Keith Gehling

Personal information
- Date of birth: January 24, 1956 (age 70)
- Place of birth: Granite City, Illinois, U.S.
- Position: Defender

Youth career
- 1973: Washington Huskies
- 1976–1977: Rockhurst College

Senior career*
- Years: Team / Apps / (Gls)
- 1979–1982: Wichita Wings (indoor) / 98 / (8)
- 1980: California Sunshine
- 1981: New York Eagles
- 1982: Rochester Flash
- 1983: Oklahoma City Slickers

= Keith Gehling =

American soccer player

Keith Gehling (born January 24, 1956) is an American retired soccer defender who played professionally in the Major Indoor Soccer League and the American Soccer League.

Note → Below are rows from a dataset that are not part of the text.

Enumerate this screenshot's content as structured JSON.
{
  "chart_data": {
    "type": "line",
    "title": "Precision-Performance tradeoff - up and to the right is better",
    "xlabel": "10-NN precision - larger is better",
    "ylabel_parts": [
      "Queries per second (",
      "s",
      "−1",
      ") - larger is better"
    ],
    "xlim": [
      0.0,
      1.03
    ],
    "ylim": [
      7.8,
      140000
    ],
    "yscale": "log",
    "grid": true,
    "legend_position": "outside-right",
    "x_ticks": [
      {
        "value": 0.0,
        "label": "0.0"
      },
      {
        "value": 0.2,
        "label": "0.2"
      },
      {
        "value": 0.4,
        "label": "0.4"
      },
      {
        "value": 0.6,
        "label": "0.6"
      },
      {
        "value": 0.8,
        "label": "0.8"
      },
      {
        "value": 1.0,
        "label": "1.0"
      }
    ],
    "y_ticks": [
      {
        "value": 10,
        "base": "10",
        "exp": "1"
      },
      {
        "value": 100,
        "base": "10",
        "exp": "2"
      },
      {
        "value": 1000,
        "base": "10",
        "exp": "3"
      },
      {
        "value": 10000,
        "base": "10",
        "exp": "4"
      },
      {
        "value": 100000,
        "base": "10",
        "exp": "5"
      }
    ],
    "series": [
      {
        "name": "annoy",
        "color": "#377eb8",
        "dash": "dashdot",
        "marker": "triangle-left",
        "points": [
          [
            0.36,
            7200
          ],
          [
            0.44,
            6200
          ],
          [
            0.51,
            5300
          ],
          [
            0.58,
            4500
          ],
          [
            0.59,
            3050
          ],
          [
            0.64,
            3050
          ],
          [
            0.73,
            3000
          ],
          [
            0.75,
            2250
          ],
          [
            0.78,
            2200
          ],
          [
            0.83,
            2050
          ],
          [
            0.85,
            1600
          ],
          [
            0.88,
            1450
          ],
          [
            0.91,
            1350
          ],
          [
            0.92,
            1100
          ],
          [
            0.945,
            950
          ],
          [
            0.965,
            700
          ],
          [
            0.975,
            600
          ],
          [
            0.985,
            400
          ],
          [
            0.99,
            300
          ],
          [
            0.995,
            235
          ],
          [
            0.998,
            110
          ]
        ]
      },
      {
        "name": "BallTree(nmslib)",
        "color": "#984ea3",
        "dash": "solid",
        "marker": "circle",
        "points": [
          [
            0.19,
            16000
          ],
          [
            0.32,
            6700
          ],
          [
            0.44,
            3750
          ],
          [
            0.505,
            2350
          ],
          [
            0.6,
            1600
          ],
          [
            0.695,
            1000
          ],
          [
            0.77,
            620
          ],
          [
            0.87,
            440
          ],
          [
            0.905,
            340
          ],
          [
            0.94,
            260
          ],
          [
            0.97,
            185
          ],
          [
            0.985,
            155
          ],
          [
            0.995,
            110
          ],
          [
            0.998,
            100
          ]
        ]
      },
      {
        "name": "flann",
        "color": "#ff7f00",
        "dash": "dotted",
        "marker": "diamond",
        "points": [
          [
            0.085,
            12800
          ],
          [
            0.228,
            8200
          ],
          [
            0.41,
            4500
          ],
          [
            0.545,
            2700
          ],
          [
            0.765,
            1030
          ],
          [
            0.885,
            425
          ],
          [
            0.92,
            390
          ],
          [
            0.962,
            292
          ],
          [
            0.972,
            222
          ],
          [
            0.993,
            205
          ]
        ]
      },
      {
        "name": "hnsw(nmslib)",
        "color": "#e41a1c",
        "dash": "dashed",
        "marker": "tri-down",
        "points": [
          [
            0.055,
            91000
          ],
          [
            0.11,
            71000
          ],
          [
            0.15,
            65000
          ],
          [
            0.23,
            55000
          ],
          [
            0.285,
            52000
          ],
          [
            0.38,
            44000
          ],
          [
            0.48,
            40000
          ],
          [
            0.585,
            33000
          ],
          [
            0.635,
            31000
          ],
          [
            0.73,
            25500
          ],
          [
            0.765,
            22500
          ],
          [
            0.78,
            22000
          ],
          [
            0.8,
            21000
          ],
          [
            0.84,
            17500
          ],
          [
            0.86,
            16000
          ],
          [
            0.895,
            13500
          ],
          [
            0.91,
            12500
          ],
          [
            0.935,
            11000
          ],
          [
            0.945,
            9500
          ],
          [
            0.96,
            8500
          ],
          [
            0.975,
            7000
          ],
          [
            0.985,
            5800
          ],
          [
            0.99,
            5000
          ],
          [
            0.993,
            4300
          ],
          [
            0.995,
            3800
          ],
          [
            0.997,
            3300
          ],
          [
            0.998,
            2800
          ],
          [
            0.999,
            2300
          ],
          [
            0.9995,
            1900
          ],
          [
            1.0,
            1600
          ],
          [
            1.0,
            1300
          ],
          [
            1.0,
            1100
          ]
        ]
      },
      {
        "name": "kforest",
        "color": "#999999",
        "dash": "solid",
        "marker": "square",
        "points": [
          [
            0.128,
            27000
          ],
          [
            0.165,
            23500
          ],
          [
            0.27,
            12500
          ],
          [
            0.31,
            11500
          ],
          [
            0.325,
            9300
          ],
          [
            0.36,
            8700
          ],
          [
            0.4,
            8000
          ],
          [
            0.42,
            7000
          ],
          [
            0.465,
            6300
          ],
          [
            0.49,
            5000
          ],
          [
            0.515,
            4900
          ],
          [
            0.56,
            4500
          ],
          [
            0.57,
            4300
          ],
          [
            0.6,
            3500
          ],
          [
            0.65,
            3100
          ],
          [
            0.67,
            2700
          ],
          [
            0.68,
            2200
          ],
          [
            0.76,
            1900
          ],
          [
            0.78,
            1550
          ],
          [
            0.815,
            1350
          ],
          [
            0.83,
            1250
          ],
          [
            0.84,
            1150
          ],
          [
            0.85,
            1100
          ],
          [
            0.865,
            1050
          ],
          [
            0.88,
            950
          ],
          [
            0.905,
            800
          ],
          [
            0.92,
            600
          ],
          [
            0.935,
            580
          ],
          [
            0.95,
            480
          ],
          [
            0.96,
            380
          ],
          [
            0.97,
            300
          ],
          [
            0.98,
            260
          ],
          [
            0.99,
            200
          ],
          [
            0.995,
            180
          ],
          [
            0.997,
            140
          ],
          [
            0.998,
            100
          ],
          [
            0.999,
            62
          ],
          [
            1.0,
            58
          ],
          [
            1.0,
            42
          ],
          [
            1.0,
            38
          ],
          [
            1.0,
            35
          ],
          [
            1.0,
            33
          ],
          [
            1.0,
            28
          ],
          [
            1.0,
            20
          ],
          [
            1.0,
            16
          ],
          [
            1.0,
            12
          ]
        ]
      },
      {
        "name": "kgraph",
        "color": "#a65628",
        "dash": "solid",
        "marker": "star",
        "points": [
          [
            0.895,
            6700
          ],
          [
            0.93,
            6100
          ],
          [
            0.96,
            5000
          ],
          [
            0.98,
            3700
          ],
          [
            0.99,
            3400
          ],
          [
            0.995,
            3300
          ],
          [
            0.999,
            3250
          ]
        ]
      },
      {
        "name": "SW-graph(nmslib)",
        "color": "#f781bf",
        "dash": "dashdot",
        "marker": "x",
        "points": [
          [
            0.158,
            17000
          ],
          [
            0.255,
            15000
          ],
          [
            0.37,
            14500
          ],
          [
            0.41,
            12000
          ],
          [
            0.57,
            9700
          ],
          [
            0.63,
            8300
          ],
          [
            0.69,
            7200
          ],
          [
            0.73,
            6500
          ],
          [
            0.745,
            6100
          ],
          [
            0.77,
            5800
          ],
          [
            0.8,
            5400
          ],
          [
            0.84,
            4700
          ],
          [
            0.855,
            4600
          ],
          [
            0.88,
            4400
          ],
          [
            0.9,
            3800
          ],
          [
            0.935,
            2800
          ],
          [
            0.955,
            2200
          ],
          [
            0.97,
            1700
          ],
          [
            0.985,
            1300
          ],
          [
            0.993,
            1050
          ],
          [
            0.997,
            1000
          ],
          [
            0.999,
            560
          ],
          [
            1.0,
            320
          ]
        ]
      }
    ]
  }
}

In 1973, Gehling played one season at the University of Washington. In 1976, Gehling returned to college at Rockhurst College. That season Rockhurst finished runner-up in the NAIA national men's soccer championship. In 1977, Gehling was an NAIA All American. In 2005, Rockhurst inducted Gehling into its Hall of Fame. Following his graduation from Rockhurst, Gehling spent two years in sales. In 1979, Gehling attended an open tryout for the expansion Wichita Wings of the Major Indoor Soccer League. He won a contract and went on to spend three seasons with the Wings. In addition to his indoor career with the Wings, Gehling spent four seasons in the American Soccer League with a different team each season (California Sunshine, New York Eagles, Rochester Flash and Oklahoma City Slickers).